In this study, Schwendicke and colleagues modeled the implementation of a 20 percent of sugar-sweetened beverages (SBBs) sales tax in a German population and concluded that taxation reduced caries increment and treatment costs especially in younger individuals and those with low income. If such a tax rate of 20 percent was implemented, this could help alleviate the rates in obesity, dental caries increments and perhaps other comorbidities, such as diabetes.
This manuscript, published early October in the OnlineFirst portion of the Journal of Dental Research (JDR), provides the first economic evaluation of the effect of taxation on caries experience and treatment costs.

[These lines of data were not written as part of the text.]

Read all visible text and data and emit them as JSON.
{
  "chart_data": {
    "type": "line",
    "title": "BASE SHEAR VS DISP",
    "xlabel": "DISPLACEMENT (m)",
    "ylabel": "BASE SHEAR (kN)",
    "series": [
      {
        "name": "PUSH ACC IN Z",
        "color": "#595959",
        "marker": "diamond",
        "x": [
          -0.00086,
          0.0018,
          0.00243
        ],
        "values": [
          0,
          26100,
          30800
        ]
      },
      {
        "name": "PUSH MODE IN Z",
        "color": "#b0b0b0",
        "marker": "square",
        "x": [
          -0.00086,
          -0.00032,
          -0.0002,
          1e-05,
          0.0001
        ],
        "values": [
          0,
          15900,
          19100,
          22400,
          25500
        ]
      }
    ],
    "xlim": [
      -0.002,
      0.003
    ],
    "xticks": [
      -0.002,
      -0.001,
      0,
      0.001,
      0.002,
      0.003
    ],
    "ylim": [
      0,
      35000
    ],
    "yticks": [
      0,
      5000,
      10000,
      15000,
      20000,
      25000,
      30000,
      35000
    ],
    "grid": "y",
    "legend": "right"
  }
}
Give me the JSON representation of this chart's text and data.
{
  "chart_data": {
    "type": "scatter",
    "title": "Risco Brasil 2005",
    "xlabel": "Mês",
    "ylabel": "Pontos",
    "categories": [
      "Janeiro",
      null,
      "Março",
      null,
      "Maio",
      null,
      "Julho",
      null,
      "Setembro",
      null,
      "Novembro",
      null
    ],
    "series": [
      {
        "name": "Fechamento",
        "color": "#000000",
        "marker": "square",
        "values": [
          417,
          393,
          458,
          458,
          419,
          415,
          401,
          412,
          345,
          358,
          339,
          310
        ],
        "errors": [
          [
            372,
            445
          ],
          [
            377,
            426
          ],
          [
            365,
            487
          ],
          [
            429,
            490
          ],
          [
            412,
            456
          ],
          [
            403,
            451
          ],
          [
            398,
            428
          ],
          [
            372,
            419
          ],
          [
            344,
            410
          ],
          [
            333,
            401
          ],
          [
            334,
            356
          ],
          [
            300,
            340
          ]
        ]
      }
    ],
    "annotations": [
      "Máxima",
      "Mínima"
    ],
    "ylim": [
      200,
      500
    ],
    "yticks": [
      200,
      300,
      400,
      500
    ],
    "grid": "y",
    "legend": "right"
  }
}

Needless to say, the WHO report and policy measures in countries such as Mexico and the UK have sent the food and beverage lobby into overdrive. The International Council of Beverages Associations (ICBA) has developed a video entitled ‘The Truth About Beverage Taxes’, which, it claims, shows the true cost of a tax on consumers and small business people, and how the tax does not work as proponents say it will.
The UNESDA, which represents the European soft drinks industry (comprising still drinks, cordials, dilutables, carbonates, fruit drinks, energy drinks, iced teas and coffees, squashes and sports drinks) has attacked the measures as impractical - ‘Why food and drink taxes don’t work’ - and, by implication, economically damaging – 'The European soft drinks industry: rooted in the European economy'.
In January 2016, the UK-based Institute for Economic Affairs issued the seven-page ‘Sugar taxes: a briefing’.